O Prazer, o Repouso e a Dor


Numa bela e fria noite de inverno, caminho pela margem do rio e sou interceptado pelo meu amigo Pedro A.:

_ Noite caro amigo! Porque está cabisbaixo e tristonho?
_ É difícil explicar, é uma sensação de vazio, um forte pesar.
_ Ora, mas há poucos instantes te vi com uma bela dama, aos sorrisos e caricias.
_ É exatamente a falta dela a razão deste vazio.
_ Compreendo e me solidarizo com esta dor aparente.
_ Aparente? Me tem como louco nobre amigo? É real o que sinto.
_ Não sinta-se ofendido, meu caro. Sua dor é de fato real, mas sua compreensão é que não está devidamente ajustada.
_ O que quer dizer?
_ O vazio que sente não é dor, é a falta do prazer que sentia.
_ Ora, e não dá no mesmo?
_ Eu não me incomodaria em corrigir-lhe se achasse isso.
_ Então diga-me porque a falta de prazer não é o mesmo que sentir dor.
_ Não é tão difícil de explicar-lhe. Concorda se eu disser que existem momentos em nossa breve existência que não sentimos nem dor, nem prazer?
_ Sim, concordo.
_ Pois bem, vamos dizer que essa sensação se localiza entre a dor e o prazer, ou mesmo entre a alegria e a tristeza. Se eu chamar esta sensação intermediária, de repouso, é de seu agrado?
_ Por certo que sim.
_ Ótimo, este estado de repouso então, é único, ou seja, ele não pode ser dor, nem prazer, ainda que sejamos tentados a acreditar nisso por sua aparência, correto?

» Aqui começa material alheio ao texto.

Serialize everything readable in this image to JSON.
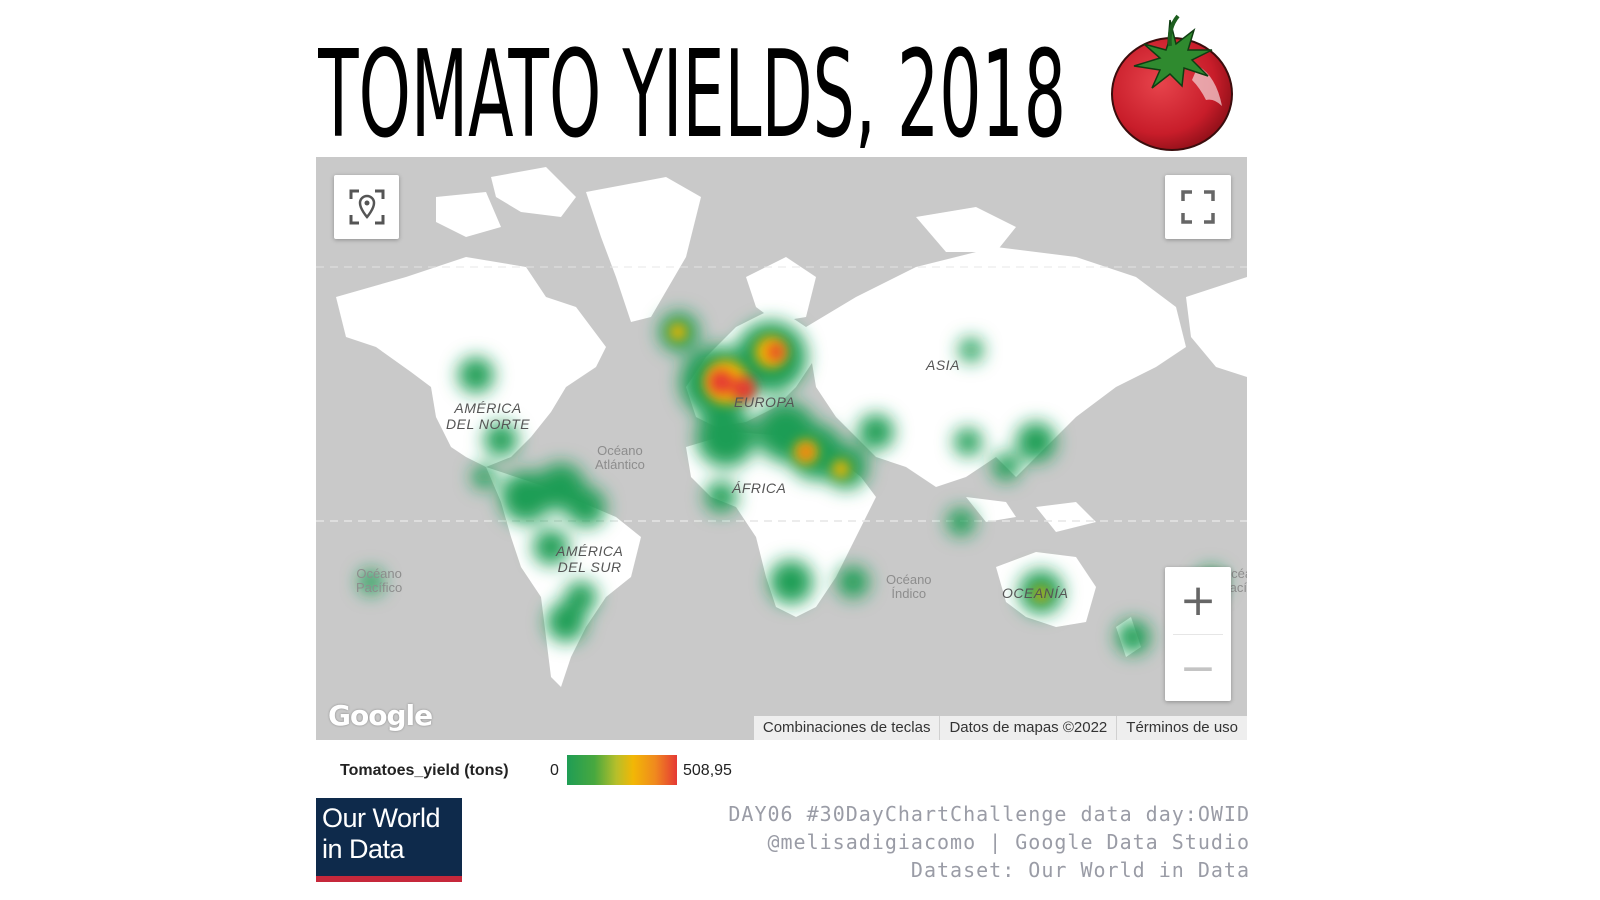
{
  "title": "TOMATO YIELDS, 2018",
  "map": {
    "labels": {
      "north_america": "AMÉRICA\nDEL NORTE",
      "south_america": "AMÉRICA\nDEL SUR",
      "europe": "EUROPA",
      "africa": "ÁFRICA",
      "asia": "ASIA",
      "oceania": "OCEANÍA"
    },
    "oceans": {
      "atlantic": "Océano\nAtlántico",
      "pacific": "Océano\nPacífico",
      "indian": "Océano\nÍndico",
      "pacific_right": "Océano\nPacífico"
    },
    "controls": {
      "locate_icon": "locate-pin-icon",
      "fullscreen_icon": "fullscreen-icon",
      "zoom_in": "+",
      "zoom_out": "−"
    },
    "attribution": {
      "shortcuts": "Combinaciones de teclas",
      "map_data": "Datos de mapas ©2022",
      "terms": "Términos de uso"
    },
    "logo": "Google"
  },
  "legend": {
    "field": "Tomatoes_yield (tons)",
    "min": "0",
    "max": "508,95",
    "gradient_colors": [
      "#1f9d55",
      "#f2b705",
      "#e53935"
    ]
  },
  "source_logo": {
    "line1": "Our World",
    "line2": "in Data"
  },
  "credits": {
    "line1": "DAY06 #30DayChartChallenge data day:OWID",
    "line2": "@melisadigiacomo | Google Data Studio",
    "line3": "Dataset: Our World in Data"
  }
}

_ Deixa eu ver se entendi seu raciocínio, o prazer tem três estados: prazer, repouso e dor.
_ Exatamente! E eles estão em constante movimento em nossas vidas.
_ Interessante explicação. Então a dor que eu sentia na realidade, era falta de prazer, ou seja, eu passei de um estado de alegria para um estado de repouso?

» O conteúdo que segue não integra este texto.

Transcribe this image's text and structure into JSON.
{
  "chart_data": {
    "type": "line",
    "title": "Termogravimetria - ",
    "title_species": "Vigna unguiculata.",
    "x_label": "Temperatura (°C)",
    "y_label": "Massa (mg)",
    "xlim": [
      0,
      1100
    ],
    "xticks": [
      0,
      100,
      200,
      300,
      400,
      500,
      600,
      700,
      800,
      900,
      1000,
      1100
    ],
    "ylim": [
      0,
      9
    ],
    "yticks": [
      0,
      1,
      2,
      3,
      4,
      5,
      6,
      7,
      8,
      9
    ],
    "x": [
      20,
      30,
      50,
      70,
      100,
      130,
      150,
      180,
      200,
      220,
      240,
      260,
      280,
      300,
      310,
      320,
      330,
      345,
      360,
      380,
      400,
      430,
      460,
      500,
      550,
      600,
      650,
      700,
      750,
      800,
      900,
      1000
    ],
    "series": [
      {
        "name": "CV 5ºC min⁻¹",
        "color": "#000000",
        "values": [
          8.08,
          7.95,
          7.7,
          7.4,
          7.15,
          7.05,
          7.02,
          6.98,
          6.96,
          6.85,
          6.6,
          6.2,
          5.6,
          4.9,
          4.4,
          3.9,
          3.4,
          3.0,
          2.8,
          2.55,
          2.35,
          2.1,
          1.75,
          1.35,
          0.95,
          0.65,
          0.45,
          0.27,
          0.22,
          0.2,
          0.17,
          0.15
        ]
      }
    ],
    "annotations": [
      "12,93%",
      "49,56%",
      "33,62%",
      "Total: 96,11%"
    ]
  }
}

_ Exatamente!! Agora vamos fazer a análise inversa. Digamos que com esse frio, tu tivesse sido acometido por uma forte gripe, o que certamente te causaria dor.
_ Sim, causaria.
_ Duas semanas depois de tratamento com chás e remédios, tu estivesse curado. Poderia dizer que ao se curar, experimentaria qual estado de prazer?

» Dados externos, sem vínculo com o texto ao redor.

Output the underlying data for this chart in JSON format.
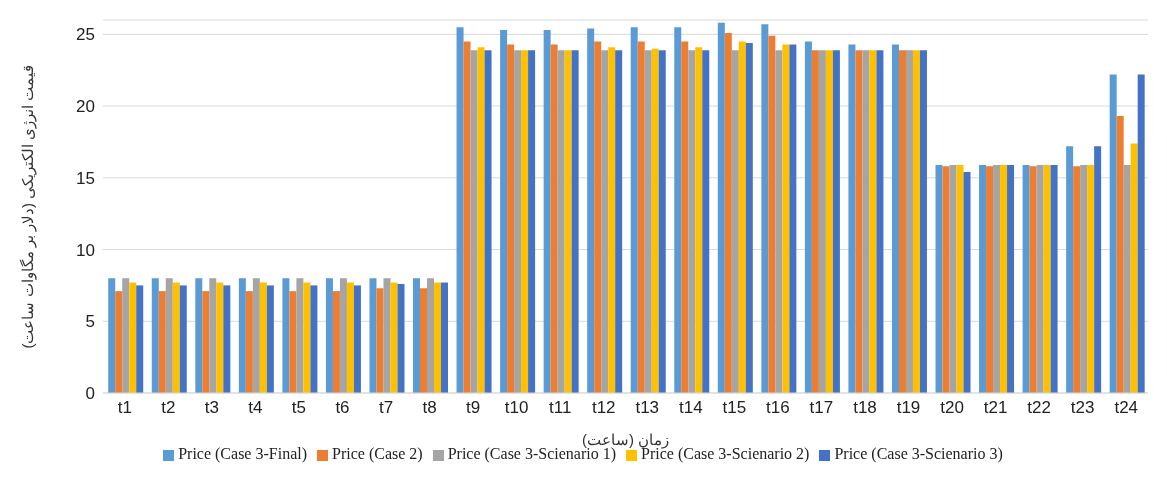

_ Eu me sentiria feliz por estar curado, mas seria uma felicidade aparente, porque na realidade eu não estaria sentindo prazer algum, apenas estaria feliz com a falta da dor.
_ Correto. Estaria num estado de repouso, e não de prazer ou alegria.
_ Voltando a bela dama que muito me alegra, portanto, eu apenas sentiria dor ou tristeza de verdade, se a tivesse perdido para sempre.
_ Tu aprende as coisas muito rapidamente nobre amigo!
_ Lisonjeia-me! Entretanto, porque é tão fácil enganar-se a respeito disso?
_ Porque tu ainda não conhece a dor. Se conhecesse a dor, a oporia ao prazer, e não oporia o prazer a falta dele. É como opor o cinza ao branco, por não conhecer o preto.
_ Quer dizer que para conhecer o verdadeiro prazer, é necessário conhecer a verdadeira dor; e para conhecer a verdadeira dor, é necessário conhecer o verdadeiro prazer?
_ Não há o que acrescentar a sua conclusão, exceto estas palavras de compreensão: Esse vazio que sente será uma constante em sua vida, e espero que na vida dela, caso ela sinta sua falta tal como sente a dela. Mas ainda que pareça a pior das dores, é somente uma dor aparente, e não verdadeira. E acredito que você caro amigo, esteja em busca de algo verdadeiro, e não aparente.
_ Certamente estou, como nunca antes estive!
_ Bom ouvir estas palavras. Agora enfim te liberarei meu nobre amigo, meu descanso acabou, preciso voltar para o volante.
_ Muito obrigado pelas palavras caro amigo, bom trabalho!

* Baseado no Livro IX da República de Platão, onde Sócrates explica os três estados do prazer: o alto, o médio e o baixo.